In other words, the availability of modern forms of MRI scanning has greatly improved the accuracy of prostate cancer diagnosis. But …

MRI scanning alone and MRI scanning followed by MRI-guided biopsy alone are not (yet) of a sufficiently high standard to guarantee the accurate diagnosis of clinically significant prostate cancer and to distinguish this from clinically insignificant prostate cancer.

The authors go on to state that, “further research in this area is important”.

The “New” Prostate Cancer InfoLink is of the opinion that — at this time — most patients will get the most accurate diagnosis of their risk for prostate cancer by having an MRI scan followed by an MRI/TRUS fusion-guided biopsy that combines a systematic 12-core biopsy and targeted biopsy of additional lesions that appear suspicious on an MRI scan.
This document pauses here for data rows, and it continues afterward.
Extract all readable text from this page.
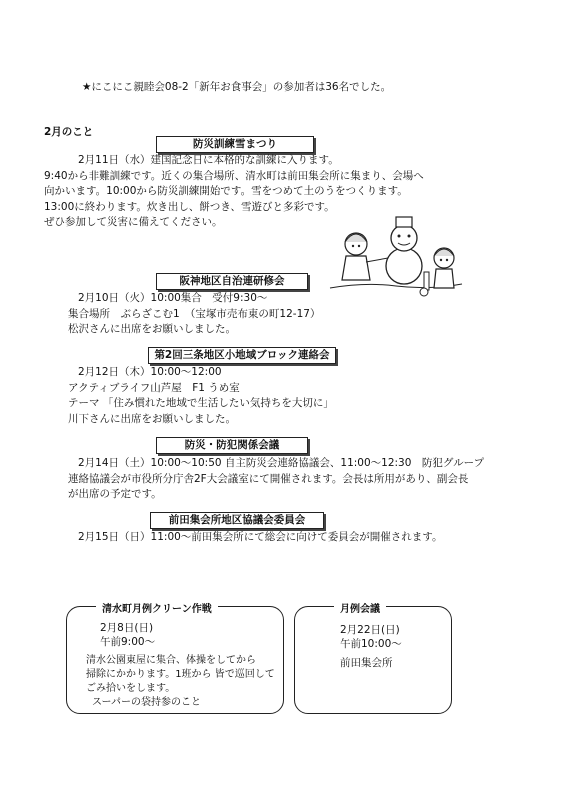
★にこにこ親睦会08-2「新年お食事会」の参加者は36名でした。
2月のこと
防災訓練雪まつり
2月11日（水）建国記念日に本格的な訓練に入ります。
9:40から非難訓練です。近くの集合場所、清水町は前田集会所に集まり、会場へ
向かいます。10:00から防災訓練開始です。雪をつめて土のうをつくります。
13:00に終わります。炊き出し、餅つき、雪遊びと多彩です。
ぜひ参加して災害に備えてください。
阪神地区自治連研修会
2月10日（火）10:00集合　受付9:30～
集合場所　ぶらざこむ1　（宝塚市売布東の町12-17）
松沢さんに出席をお願いしました。
第2回三条地区小地域ブロック連絡会
2月12日（木）10:00～12:00
アクティブライフ山芦屋　F1 うめ室
テーマ 「住み慣れた地域で生活したい気持ちを大切に」
川下さんに出席をお願いしました。
防災・防犯関係会議
2月14日（土）10:00～10:50 自主防災会連絡協議会、11:00～12:30　防犯グループ
連絡協議会が市役所分庁舎2F大会議室にて開催されます。会長は所用があり、副会長
が出席の予定です。
前田集会所地区協議会委員会
2月15日（日）11:00～前田集会所にて総会に向けて委員会が開催されます。
清水町月例クリーン作戦
2月8日(日)
午前9:00～
清水公園東屋に集合、体操をしてから
掃除にかかります。1班から 皆で巡回して
ごみ拾いをします。
スーパーの袋持参のこと
月例会議
2月22日(日)
午前10:00～
前田集会所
We further are of the opinion that any patient who has been diagnosed with localized prostate cancer on the basis of a systematic biopsy alone, and who is considering active surveillance as his initial management option, should have his initial biopsy confirmed, within 12 months of his initial biopsy, by an MRI scan and an MRI/TRUS fusion-guided biopsy or by an MRI scan and an appropriate form of saturation biopsy.

3 Responses

  1. I hear from many patients who insist on an mpMRI-targeted biopsy for a first biopsy. They read about others getting mpMRIs often in any of several situations (e.g., second biopsy when suspicion remains, confirmation biopsy for AS) and fail to distinguish the difference. This analysis that shows there is only a 5% improvement in accuracy may mollify them. In Europe, where MRIs are much less expensive, perhaps that 5% improvement meets their cost/benefit standard.
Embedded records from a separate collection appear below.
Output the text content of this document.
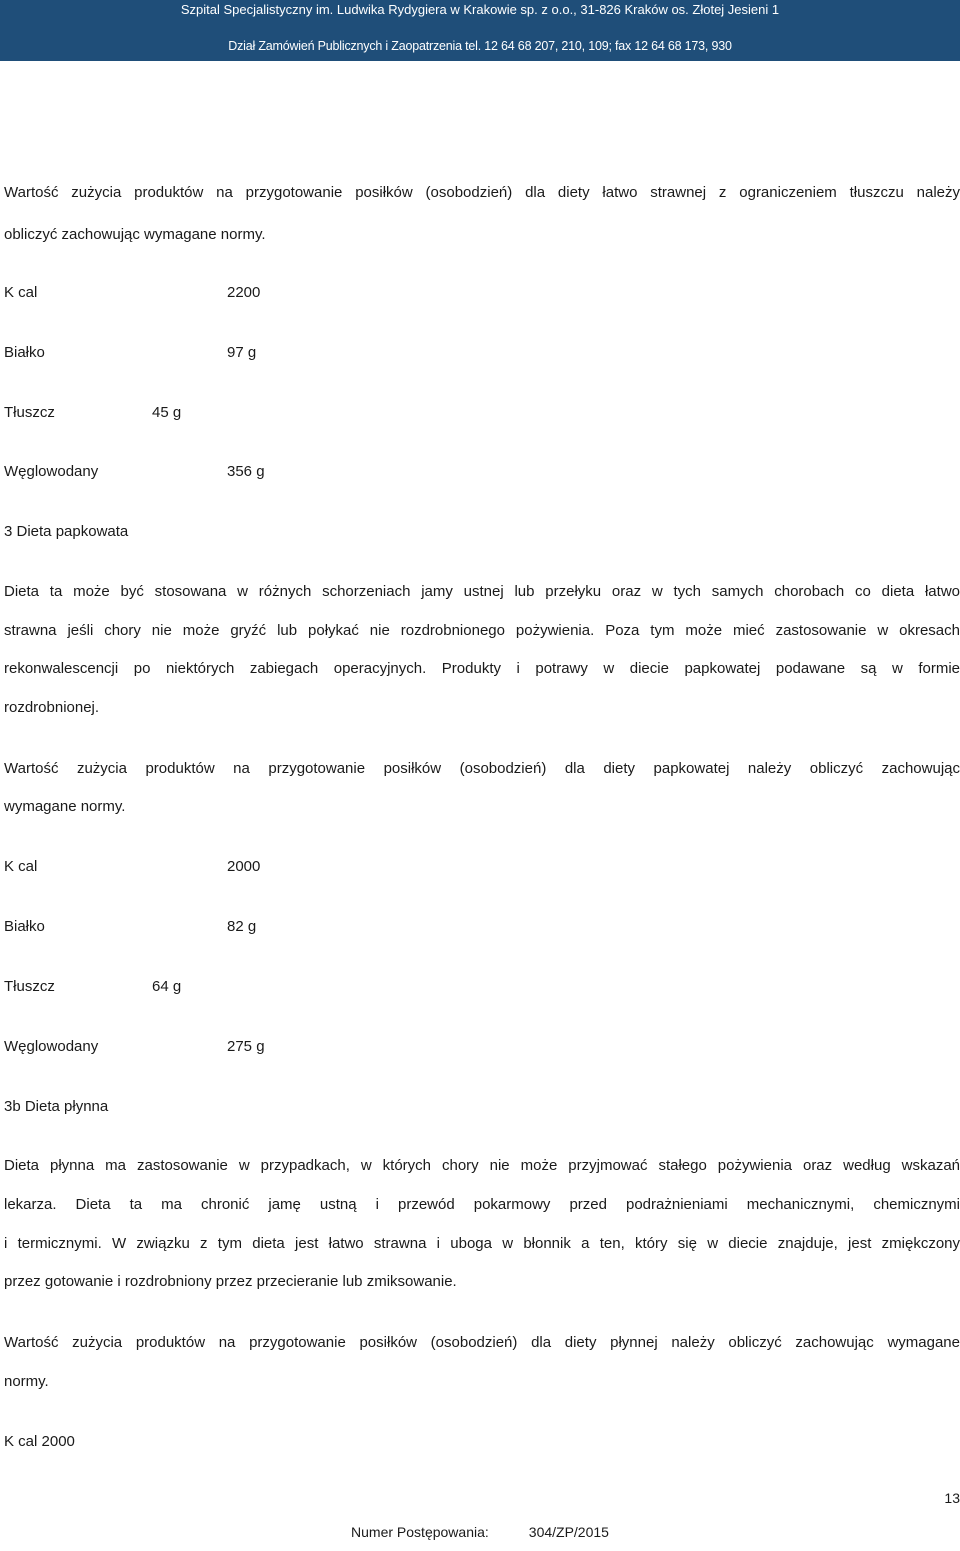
Szpital Specjalistyczny im. Ludwika Rydygiera w Krakowie sp. z o.o., 31-826 Kraków os. Złotej Jesieni 1
Dział Zamówień Publicznych i Zaopatrzenia tel. 12 64 68 207, 210, 109; fax 12 64 68 173, 930
Wartość zużycia produktów na przygotowanie posiłków (osobodzień) dla diety łatwo strawnej z ograniczeniem tłuszczu należy
obliczyć zachowując wymagane normy.
K cal	2200
Białko	97 g
Tłuszcz	45 g
Węglowodany	356 g
3 Dieta papkowata
Dieta ta może być stosowana w różnych schorzeniach jamy ustnej lub przełyku oraz w tych samych chorobach co dieta łatwo
strawna jeśli chory nie może gryźć lub połykać nie rozdrobnionego pożywienia. Poza tym może mieć zastosowanie w okresach
rekonwalescencji po niektórych zabiegach operacyjnych. Produkty i potrawy w diecie papkowatej podawane są w formie
rozdrobnionej.
Wartość zużycia produktów na przygotowanie posiłków (osobodzień) dla diety papkowatej należy obliczyć zachowując
wymagane normy.
K cal	2000
Białko	82 g
Tłuszcz	64 g
Węglowodany	275 g
3b Dieta płynna
Dieta płynna ma zastosowanie w przypadkach, w których chory nie może przyjmować stałego pożywienia oraz według wskazań
lekarza. Dieta ta ma chronić jamę ustną i przewód pokarmowy przed podrażnieniami mechanicznymi, chemicznymi
i termicznymi. W związku z tym dieta jest łatwo strawna i uboga w błonnik a ten, który się w diecie znajduje, jest zmiękczony
przez gotowanie i rozdrobniony przez przecieranie lub zmiksowanie.
Wartość zużycia produktów na przygotowanie posiłków (osobodzień) dla diety płynnej należy obliczyć zachowując wymagane
normy.
K cal 2000
13
Numer Postępowania:	304/ZP/2015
  2. It seems to me that, for a biopsy-naive patient, the MRI route has an advantage beyond the 5% greater accuracy: that is, that if the MRI does not show any lesions, the doctor may decide to skip the biopsy. So there is a chance that the patient will be spared a biopsy, which to my mind is a bigger advantage than 5% greater accuracy.
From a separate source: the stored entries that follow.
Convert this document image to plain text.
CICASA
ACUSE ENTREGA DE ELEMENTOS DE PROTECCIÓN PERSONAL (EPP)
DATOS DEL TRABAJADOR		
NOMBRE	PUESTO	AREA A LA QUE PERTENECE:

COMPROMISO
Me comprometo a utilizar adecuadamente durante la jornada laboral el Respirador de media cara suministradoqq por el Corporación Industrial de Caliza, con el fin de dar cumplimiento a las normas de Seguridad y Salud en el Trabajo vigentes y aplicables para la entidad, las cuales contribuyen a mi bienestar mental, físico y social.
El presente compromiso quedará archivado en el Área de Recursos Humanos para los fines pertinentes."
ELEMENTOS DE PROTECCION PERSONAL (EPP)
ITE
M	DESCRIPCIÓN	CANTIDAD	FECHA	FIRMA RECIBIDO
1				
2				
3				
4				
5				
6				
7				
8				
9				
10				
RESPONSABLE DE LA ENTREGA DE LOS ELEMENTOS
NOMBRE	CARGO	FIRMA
  3. Thank you for posting this very important review which more or less summarizes the reports from this past year of limited prostate mpMRI sensitivities (est. 50%) and prostate cancer volume assessment (misses 2/3) when comparing post-op RP whole-mount pathology with pre-opMRI data.

    In the US, right now, combining MRI-targeted biopsies with random biopsies is the best way we have of diagnosing prostate cancer in suspected individuals. That is not to say that MRI is adequate to follow patients on AS; Dr Reiter at UCLA has said repeat biopsies are needed for following AS patients.

    For those who are fed up with all this uncertainty in the diagnosis of prostate cancer, esp. in those with a rising PSA and negative prior MRI biopsies, there is an alternative, i.e., going outside of the US and getting a prostate PSMA PET/CT scan. The out-of-pocket costs would be about $7,500 if going to Hong Kong Hospital from the West Coast (airfare $4,000; scan $2,500).

    Even with the scan and that information in hand, that does not mean it is clear sailing afterwards. One would still need the targeting MRI and biopsy and treatment if the biopsy was positive. One would need to get the doctors you are seeing to use the PSMA PET/CT information, as some could say they are unfamiliar with this type of scan and do not know how to interpret and apply it (to MRI reading, surgery, and other treatment decisions). You might just have to be prepared to argue your own case. That is where reading (and following this site) and preparation comes in to help you with this.

    The good news is that there is something better out there to diagnose prostate cancer, and one would hope that the FDA will soon approve PSMA PET/CT for diagnosis of prostate cancer, but it is hard to say when this will happen. One does have other alternatives nonetheless. That’s the point of this post.